One by One is Ware’s most deliberate homage to Agatha Christie, and she makes the debt explicit enough to function as both tribute and conversation. The avalanche-sealed chalet is a technically perfect sealed-room: no one can leave, no one can arrive, and the killer is definitionally one of the people present. Christie perfected this formula in And Then There Were None; Ware transposes it to a tech-company context where the motives involve share options, acquisition deals, and the particular cruelties of startup culture.
What distinguishes the novel within Ware’s catalog is the dual-perspective structure. Erin, the chalet manager, and Liz, the cook, observe the guests from a service position that gives them access without belonging — they see the politics of Snoop from the outside, which is a perspective Christie rarely used. The corporate dynamics — who controls the majority vote, who stands to lose everything if the sale falls through — give the thriller an economic tension that makes the deaths feel motivated rather than arbitrary.
The pacing is relentless once the avalanche falls, and the solution, while not Ware’s most surprising, is satisfying in the way that classic fair-play mysteries should be: all the evidence was present throughout.

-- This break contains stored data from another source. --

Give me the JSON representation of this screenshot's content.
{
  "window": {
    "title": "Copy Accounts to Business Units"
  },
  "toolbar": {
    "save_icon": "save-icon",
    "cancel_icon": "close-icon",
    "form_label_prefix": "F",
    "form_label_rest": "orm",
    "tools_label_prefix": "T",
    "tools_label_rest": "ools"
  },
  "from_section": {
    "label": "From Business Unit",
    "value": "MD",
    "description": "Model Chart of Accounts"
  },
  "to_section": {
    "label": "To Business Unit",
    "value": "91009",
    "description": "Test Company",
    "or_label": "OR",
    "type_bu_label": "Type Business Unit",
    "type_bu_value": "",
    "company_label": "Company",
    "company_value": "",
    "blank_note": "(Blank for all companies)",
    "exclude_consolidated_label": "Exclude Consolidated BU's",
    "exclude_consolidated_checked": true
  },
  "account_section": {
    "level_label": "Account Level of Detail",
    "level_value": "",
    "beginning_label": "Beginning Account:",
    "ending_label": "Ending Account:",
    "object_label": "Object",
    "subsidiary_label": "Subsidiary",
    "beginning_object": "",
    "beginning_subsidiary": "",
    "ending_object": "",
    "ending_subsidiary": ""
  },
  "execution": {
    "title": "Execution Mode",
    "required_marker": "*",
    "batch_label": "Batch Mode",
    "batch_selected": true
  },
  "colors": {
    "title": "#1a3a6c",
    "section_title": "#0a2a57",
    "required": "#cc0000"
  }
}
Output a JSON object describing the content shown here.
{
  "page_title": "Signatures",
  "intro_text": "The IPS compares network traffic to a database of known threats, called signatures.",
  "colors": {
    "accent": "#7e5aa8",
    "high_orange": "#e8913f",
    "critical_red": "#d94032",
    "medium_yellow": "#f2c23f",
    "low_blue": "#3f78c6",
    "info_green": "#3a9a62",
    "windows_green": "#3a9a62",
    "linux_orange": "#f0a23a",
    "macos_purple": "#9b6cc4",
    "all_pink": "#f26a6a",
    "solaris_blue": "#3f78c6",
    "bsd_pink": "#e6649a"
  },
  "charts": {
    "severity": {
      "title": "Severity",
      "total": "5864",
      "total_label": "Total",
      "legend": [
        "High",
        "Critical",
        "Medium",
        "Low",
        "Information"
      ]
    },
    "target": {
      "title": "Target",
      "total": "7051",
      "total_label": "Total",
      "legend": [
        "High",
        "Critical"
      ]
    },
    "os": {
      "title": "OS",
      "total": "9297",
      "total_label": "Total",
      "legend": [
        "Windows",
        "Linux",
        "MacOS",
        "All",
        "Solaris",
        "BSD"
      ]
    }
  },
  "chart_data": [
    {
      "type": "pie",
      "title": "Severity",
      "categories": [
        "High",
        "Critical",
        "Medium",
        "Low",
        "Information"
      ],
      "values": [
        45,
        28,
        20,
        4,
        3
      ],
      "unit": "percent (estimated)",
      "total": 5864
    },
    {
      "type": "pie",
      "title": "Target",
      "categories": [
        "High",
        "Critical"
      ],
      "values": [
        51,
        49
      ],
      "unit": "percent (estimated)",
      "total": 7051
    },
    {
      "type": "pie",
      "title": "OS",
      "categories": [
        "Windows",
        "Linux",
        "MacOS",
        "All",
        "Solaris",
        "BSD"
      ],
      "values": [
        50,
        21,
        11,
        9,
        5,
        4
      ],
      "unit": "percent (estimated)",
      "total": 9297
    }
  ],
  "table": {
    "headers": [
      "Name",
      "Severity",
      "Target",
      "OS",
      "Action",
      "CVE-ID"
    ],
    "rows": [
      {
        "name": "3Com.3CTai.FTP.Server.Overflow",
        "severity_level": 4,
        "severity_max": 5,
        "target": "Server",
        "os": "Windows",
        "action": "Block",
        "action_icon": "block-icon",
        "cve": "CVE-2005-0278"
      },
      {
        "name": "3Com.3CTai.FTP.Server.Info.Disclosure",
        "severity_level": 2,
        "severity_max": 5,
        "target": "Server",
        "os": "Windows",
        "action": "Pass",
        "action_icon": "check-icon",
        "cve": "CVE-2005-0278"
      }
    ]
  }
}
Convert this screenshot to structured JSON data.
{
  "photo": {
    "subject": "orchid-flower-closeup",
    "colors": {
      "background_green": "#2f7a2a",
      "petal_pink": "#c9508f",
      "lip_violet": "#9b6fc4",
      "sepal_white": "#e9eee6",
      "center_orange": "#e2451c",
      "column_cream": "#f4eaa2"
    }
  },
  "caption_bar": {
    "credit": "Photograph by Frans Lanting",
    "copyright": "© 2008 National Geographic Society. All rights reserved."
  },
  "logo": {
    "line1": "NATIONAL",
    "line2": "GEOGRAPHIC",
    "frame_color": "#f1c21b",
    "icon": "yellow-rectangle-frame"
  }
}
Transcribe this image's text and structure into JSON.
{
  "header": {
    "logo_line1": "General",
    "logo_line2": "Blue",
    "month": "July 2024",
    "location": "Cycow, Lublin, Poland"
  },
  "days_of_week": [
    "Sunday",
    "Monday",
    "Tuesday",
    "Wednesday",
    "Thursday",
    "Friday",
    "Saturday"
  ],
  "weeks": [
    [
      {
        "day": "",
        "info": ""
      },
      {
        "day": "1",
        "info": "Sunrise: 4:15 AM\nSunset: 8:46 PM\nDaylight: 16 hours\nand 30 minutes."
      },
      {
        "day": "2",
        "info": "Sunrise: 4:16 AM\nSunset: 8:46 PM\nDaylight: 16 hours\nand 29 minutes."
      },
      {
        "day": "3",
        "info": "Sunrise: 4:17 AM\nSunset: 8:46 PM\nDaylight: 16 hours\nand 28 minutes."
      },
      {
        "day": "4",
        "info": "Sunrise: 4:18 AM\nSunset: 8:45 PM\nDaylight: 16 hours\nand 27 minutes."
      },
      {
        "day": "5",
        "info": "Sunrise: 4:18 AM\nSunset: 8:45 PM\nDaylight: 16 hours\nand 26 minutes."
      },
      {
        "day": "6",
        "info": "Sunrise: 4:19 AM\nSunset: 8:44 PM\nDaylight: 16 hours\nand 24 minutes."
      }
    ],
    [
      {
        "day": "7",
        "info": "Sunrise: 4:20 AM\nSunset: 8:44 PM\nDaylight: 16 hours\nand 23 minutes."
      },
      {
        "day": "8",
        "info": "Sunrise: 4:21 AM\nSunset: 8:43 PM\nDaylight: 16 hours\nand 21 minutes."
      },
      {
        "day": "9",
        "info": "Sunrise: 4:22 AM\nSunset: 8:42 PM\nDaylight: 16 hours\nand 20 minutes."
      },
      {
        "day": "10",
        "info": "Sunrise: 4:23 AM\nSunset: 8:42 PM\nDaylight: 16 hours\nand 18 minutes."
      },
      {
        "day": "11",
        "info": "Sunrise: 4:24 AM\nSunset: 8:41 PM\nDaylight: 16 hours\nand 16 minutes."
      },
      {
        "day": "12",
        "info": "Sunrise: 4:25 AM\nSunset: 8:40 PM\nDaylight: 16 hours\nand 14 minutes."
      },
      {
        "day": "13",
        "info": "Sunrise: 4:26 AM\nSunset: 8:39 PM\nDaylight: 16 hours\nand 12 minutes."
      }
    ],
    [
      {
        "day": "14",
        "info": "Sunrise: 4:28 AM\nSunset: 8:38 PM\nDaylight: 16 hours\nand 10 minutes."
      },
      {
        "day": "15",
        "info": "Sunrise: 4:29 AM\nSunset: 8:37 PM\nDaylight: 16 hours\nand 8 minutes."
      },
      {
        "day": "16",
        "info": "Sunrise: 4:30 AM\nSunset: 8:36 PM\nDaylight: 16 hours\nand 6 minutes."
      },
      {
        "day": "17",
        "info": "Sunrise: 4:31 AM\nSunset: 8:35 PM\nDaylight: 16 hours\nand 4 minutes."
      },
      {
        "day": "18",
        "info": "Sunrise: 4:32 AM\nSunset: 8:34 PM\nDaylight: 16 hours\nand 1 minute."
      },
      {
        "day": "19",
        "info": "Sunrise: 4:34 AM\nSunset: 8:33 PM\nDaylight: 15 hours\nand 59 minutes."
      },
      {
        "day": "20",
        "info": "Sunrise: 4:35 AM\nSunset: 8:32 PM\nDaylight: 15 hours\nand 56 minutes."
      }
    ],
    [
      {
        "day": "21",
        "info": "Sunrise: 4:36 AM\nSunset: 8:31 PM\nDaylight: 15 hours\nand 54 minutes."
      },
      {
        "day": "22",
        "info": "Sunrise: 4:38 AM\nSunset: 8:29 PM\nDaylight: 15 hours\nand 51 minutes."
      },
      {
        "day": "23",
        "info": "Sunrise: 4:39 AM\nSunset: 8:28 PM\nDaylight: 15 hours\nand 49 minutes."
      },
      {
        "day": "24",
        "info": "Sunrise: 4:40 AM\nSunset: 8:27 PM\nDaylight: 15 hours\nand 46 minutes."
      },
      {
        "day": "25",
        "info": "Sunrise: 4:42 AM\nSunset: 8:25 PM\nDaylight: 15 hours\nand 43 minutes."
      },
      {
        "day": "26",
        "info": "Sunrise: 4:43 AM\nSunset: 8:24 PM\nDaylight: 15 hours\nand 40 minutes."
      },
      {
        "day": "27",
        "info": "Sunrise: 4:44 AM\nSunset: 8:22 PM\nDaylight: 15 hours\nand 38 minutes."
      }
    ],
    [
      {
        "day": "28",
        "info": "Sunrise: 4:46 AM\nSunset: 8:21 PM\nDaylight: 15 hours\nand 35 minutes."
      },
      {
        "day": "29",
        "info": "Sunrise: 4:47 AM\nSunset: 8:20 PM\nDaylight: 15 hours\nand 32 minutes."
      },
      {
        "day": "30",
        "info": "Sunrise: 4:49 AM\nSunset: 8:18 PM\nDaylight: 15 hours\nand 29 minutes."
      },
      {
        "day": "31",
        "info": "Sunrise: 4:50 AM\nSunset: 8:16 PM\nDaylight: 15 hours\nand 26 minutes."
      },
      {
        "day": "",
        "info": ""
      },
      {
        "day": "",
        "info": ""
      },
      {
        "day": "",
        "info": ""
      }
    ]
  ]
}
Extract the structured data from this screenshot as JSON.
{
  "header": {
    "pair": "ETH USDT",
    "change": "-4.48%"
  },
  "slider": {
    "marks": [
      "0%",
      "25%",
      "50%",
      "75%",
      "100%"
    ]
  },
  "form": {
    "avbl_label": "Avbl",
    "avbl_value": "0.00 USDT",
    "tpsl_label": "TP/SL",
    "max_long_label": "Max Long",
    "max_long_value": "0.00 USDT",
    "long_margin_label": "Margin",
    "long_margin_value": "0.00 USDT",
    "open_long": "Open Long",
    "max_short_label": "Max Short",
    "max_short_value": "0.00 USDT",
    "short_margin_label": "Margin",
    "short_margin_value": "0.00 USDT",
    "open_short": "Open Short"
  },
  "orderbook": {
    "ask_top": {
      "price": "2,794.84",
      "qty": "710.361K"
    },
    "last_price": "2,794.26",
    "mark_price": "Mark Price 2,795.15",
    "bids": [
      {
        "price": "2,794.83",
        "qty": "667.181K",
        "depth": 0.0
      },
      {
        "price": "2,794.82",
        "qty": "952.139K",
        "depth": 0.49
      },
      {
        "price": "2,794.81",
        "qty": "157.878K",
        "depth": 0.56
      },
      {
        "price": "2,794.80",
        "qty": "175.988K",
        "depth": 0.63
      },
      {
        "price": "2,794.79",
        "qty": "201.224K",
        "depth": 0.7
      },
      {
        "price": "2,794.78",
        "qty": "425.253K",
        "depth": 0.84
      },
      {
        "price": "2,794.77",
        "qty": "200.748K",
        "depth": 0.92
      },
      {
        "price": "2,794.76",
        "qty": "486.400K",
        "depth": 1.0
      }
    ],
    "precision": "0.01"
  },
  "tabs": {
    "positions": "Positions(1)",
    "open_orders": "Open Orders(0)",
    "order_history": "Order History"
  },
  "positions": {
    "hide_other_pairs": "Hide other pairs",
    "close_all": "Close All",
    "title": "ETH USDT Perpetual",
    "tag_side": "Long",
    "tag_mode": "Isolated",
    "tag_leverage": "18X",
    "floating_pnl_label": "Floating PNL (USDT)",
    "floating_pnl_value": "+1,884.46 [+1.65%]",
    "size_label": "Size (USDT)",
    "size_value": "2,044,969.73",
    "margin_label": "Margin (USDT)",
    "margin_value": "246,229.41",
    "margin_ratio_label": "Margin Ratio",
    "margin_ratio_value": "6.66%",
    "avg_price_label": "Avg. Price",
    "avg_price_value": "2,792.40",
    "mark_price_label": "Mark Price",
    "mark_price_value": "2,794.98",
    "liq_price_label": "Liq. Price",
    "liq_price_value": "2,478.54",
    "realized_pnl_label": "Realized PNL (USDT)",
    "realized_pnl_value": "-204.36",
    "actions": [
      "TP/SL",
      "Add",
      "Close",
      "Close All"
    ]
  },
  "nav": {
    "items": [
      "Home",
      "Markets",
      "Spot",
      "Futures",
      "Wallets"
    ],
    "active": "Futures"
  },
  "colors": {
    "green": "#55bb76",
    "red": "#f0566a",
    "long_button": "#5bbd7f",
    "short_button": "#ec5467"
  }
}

Our rating: 4.2/5 — A sleek, intelligently plotted Christie homage that updates the sealed-room formula for the startup era without losing any of its propulsive tension.
Reading Guides
Frequently Asked Questions
What is "One by One" about?
A tech startup's team-building ski trip in the French Alps turns deadly when an avalanche traps employees in a luxury chalet with no rescue in sight — and someone is killing them off while they wait. An Agatha Christie-style closed-room mystery in a contemporary setting, with a cast of colleagues who each have reasons to want each other dead.
What are the key takeaways from "One by One"?
The sealed-room mystery formula works across any setting where the cast is genuinely trapped together Economic motive — share options, acquisition deals — can be as compelling as personal grievance in crime fiction Service workers observing those they serve is one of fiction's most underused perspectives on power Fair-play mysteries reward readers who pay attention: all evidence present, solution earned
Is "One by One" worth reading?
Ware's most explicit homage to Agatha Christie: the avalanche-sealed chalet functions as a perfect sealed-room, the colleagues-as-suspects format generates genuine paranoia, and the corporate startup dynamics add a very contemporary edge to a classic formula.